Back in May I reported on DidTheyReadIt, and their use of "web bugs" in HTML-formatted email to let senders know where and when you read your email. Now another company, ReadNotify, has gotten into the business of invading your privacy. These guys use a different trick, the HTML "IFRAME" element, but it works basically the same way.
According to Scott Grannerman's SecurityFocus article, ReadNotify offers
- Tracking: find out when email you send gets read, where the reader is located, how long they read it for, if they printed it out, whether they forwarded it to someone else, and much more.
- Certify your email: get proof-of-sending and proof-of-opening digitally signed and time-stamped court-admissible receipts.
- Self Destructing Email which blocks printing, copy, save, forward, print-screen, can be retracted after sending and deletes itself after being read.
- Ensured Receipts guarantee you get a receipt when your email gets opened, and lets you retract your emails after sending.
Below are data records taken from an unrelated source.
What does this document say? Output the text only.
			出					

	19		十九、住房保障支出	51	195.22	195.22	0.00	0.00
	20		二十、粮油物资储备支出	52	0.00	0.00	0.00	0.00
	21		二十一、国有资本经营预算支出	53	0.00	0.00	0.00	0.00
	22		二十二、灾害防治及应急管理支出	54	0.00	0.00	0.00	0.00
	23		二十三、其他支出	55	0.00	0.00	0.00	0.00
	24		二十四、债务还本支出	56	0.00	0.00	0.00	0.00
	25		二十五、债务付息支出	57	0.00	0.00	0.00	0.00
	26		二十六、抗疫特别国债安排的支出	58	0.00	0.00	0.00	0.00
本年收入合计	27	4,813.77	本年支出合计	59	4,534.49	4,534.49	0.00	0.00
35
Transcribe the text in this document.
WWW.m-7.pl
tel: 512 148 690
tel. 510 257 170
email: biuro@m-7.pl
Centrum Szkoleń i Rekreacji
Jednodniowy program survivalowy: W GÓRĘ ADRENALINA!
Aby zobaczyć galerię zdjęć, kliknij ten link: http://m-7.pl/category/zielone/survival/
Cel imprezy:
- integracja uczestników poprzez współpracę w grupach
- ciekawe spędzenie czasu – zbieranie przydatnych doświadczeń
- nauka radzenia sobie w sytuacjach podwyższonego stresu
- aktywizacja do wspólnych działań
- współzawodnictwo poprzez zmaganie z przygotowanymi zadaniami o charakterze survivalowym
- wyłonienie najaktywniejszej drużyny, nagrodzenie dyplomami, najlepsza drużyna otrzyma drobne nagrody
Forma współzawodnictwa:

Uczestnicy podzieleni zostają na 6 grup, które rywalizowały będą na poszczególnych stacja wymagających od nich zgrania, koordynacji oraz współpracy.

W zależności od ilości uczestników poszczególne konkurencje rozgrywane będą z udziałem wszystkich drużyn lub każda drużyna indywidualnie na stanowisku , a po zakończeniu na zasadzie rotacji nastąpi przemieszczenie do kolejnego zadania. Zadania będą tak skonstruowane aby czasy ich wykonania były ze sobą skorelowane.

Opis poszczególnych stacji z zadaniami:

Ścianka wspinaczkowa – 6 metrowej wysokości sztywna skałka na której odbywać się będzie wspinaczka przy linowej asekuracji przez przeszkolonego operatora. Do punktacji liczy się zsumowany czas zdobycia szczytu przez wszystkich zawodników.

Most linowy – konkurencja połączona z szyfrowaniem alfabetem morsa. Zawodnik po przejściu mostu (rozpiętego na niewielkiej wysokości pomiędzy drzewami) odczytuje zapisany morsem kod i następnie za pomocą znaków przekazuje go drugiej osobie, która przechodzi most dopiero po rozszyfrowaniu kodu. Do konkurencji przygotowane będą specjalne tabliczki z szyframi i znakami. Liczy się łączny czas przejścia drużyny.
The good news: if you've followed my advice, and read your email as ASCII text, you're safe. As an alternative, Grannerman recommends KMail as an email program that can block this nonsense. From his description it sounds like KMail is smart and flexible in how it handles HTML email. But both Mozilla and Eudora provide the blunter-but-equally-effective option of disabling HTML entirely. If you must read HTML-formatted email, and you're running Linux, KMail might be worth a look.
Microsoft Outlook, as you might expect, doesn't allow this option and is vulnerable to this privacy invasion. And I strongly suspect that web-based email accounts like Yahoo and Hotmail are also vulnerable. You can't even block this by disabling images in your browser. If you must use web-based email, and you need to block this snooping, I think your only hope is to install an older web browser that doesn't support the IFRAME element. That probably means something like Netscape 3, which is pretty useless for the majority of web pages. (You might also try Proxy Auto Configuration to block access to ReadNotify's server, but I think that might also block you from reading the bugged email. Not necessarily a bad thing -- do you want to accept email from people who would do this to you?)
If anyone can suggest web broswers that can block the IFRAME element, please let me know. And if someone wants to sign up for the free trial of ReadNotify's service, and send me an email through them, I'd be very interested to dissect it.
Update: I've just checked and the Opera 7 web browser allows you to disable IFRAMEs. Go to File/Preferences/Page Style and turn off "Enable inline frames". Kudos again to the folks at Opera Software.